Art ancien

Les peintres femmes reprennent leurs droits

Par Isabelle Manca · L'ŒIL

Le 26 mai 2021 - 560 mots

PARIS

Elles se nomment Vigée Le Brun, Labille-Guiart et Benoist, pour les « plus » connues, Caron, Chaudet, Delaval, Romanée, Pinson ou Vestier, pour les autres. Le Musée du Luxembourg les rappelle à notre bon souvenir…

L’auteur à ses occupations. De prime abord, le titre du tableau de Marie-Nicole Vestier fleure bon le conventionnel. On imagine volontiers un artiste absorbé dans l’exécution de sa peinture, campé au milieu de ses chevalets et de ses pinceaux. La réalité que brosse ce portrait de format modeste est tout autre, et pour le moins inattendue. La citoyenne Vestier, vêtue à la dernière mode, tient de la main gauche sa palette chargée de couleurs, tandis que de la main droite, elle relève le voile couvrant le berceau de son bébé. Le poupon, fesses à l’air, attend manifestement que sa mère change ses langes. Cette image malicieuse présentée au Salon de 1793 est un pied de nez plein d’esprit et de talent aux débats qui animent le cénacle révolutionnaire sur la place des femmes dans le monde de l’art.

Double peine

Face à l’essor des vocations artistiques féminines et à leurs revendications à l’égalité de formation, les institutions et certains artistes de premier plan s’inquiètent de voir ces dames aspirer à de véritables carrières et plus seulement à pratiquer les arts en dilettantes. Si elles s’impliquent dans leur carrière, qui va s’occuper des enfants et de la maison ? Pour éviter pareil dilemme, la réponse semble évidente : les femmes devraient se concentrer sur leurs occupations familiales et domestiques. « Nous pouvons concilier les deux », leur rétorque en substance le tableau de Vestier. Et elles furent d’ailleurs nombreuses à le faire, même si, à de rares exceptions près comme Élisabeth Vigée Le Brun, on les a depuis oubliées.

Contrairement à une idée reçue qui a la vie dure, les artistes femmes n’ont en effet pas été inexistantes sur la scène publique. La légende misérabiliste qui veut qu’elles aient été exclues de la formation et des expositions est fausse, comme le démontre la revigorante exposition du Musée du Luxembourg. Dès la fin du XVIIIe siècle, elles ont ainsi pu intégrer l’Académie et fréquenter les ateliers des maîtres les plus en vue, tels Suvée, David ou encore Regnault. Contrairement à ce que l’on lit encore ici et là, à tort, elles avaient même le droit d’étudier le nu. En outre, elles ont également régulièrement présenté leur travail au Salon où elles ont souvent été récompensées. Sans parler des autres lieux d’exposition, à l’image du Salon de la jeunesse ou celui de la correspondance, où leur participation étaient largement commentée.

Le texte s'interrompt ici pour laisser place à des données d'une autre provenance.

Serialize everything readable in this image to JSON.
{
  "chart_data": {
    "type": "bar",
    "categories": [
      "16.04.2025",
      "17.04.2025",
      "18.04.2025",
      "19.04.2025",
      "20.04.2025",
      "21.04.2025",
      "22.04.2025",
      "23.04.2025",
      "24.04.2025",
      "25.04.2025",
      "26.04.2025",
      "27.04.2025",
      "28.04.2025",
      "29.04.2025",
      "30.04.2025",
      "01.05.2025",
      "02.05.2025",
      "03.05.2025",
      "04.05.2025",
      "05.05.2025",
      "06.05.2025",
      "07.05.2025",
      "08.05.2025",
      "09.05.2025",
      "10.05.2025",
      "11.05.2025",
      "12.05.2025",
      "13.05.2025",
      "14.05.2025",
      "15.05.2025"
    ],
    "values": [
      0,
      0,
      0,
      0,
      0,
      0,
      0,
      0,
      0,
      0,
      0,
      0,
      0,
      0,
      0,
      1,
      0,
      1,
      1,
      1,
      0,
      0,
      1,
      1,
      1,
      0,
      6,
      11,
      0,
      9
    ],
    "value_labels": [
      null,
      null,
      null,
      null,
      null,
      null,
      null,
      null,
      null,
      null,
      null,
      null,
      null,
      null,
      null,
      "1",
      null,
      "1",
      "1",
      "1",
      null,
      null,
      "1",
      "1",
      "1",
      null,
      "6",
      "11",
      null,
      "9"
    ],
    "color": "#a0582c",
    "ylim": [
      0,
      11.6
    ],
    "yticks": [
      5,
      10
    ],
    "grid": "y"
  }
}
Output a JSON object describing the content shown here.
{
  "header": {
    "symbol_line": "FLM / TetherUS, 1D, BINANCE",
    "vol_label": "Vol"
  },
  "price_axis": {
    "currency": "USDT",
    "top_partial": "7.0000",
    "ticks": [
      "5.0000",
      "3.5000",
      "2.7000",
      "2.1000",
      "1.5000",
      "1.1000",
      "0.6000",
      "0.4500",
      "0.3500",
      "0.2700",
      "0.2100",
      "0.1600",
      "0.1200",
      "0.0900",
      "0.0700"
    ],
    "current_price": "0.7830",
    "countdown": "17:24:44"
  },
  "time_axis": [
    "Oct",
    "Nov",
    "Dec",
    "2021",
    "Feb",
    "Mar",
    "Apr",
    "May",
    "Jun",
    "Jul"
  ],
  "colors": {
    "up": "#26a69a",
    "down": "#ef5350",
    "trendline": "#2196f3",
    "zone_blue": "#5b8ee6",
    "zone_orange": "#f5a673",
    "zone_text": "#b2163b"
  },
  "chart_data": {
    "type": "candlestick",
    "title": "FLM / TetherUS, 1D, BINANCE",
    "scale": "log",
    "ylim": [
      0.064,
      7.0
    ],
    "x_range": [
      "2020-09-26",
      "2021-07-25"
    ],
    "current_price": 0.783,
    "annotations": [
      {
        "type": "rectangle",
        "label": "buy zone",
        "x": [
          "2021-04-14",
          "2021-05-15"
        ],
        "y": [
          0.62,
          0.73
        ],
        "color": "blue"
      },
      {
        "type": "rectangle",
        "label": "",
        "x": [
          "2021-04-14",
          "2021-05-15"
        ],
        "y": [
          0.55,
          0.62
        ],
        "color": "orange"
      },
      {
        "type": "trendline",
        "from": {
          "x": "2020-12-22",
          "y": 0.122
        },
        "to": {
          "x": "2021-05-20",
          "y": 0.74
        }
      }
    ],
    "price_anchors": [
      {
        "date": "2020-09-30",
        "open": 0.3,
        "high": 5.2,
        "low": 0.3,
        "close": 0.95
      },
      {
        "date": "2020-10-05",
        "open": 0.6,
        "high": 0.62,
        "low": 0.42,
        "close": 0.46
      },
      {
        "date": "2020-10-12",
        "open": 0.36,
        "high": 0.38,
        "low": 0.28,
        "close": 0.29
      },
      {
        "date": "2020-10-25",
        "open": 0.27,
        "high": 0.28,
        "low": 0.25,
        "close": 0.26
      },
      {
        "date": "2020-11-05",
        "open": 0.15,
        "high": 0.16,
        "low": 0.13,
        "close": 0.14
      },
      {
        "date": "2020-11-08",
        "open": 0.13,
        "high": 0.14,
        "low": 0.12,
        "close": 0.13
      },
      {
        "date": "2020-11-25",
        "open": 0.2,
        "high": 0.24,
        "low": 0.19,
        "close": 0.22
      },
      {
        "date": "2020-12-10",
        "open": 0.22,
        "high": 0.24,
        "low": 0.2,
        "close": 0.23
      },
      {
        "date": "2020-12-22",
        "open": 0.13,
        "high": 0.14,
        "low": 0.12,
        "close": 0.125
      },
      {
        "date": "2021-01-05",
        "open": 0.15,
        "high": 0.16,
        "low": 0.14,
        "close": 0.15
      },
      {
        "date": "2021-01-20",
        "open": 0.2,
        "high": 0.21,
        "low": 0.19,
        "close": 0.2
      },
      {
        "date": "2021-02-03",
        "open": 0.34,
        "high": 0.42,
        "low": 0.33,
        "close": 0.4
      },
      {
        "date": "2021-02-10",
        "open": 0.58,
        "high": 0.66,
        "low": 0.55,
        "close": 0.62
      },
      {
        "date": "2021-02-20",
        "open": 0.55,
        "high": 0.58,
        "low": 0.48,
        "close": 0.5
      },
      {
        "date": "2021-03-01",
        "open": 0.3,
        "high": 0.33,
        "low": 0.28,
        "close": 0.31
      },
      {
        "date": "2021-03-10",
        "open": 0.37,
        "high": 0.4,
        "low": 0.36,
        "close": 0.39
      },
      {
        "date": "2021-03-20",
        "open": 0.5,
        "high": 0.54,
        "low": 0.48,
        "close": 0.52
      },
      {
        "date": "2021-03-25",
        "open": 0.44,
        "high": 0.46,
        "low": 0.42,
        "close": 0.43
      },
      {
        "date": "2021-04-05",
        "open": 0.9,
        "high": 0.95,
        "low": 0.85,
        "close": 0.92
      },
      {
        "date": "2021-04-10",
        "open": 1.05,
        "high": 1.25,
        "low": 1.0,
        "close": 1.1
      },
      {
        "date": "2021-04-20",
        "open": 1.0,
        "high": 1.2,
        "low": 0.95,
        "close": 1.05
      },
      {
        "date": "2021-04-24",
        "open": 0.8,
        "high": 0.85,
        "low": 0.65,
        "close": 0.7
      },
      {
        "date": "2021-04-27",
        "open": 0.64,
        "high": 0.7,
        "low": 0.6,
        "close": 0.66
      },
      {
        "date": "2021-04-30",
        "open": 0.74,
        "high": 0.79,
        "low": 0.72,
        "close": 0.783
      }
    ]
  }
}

Les sources sur ce sujet abondent, y compris sur les querelles suscitées par cette féminisation croissante des arts. Car, si une partie de la sphère artistique et des commentateurs étaient acquis à la cause, d’autres étaient de farouches opposants, voyant dans cette évolution une menace pour la pudeur et la qualité de la production artistique. Comment expliquer que ce phénomène massif ait été passé sous silence si longtemps ? En réalité, c’est l’écriture de l’histoire de l’art qui les a progressivement écartées du récit dominant. Il a donc fallu éplucher et faire parler de nombreuses sources pour retrouver cette réalité plurielle. Un travail de recherche, presque d’archéologie, mené avec brio par l’historienne de l’art Martine Lacas et qui se déploie sur les cimaises du musée et dans un catalogue qui fera date.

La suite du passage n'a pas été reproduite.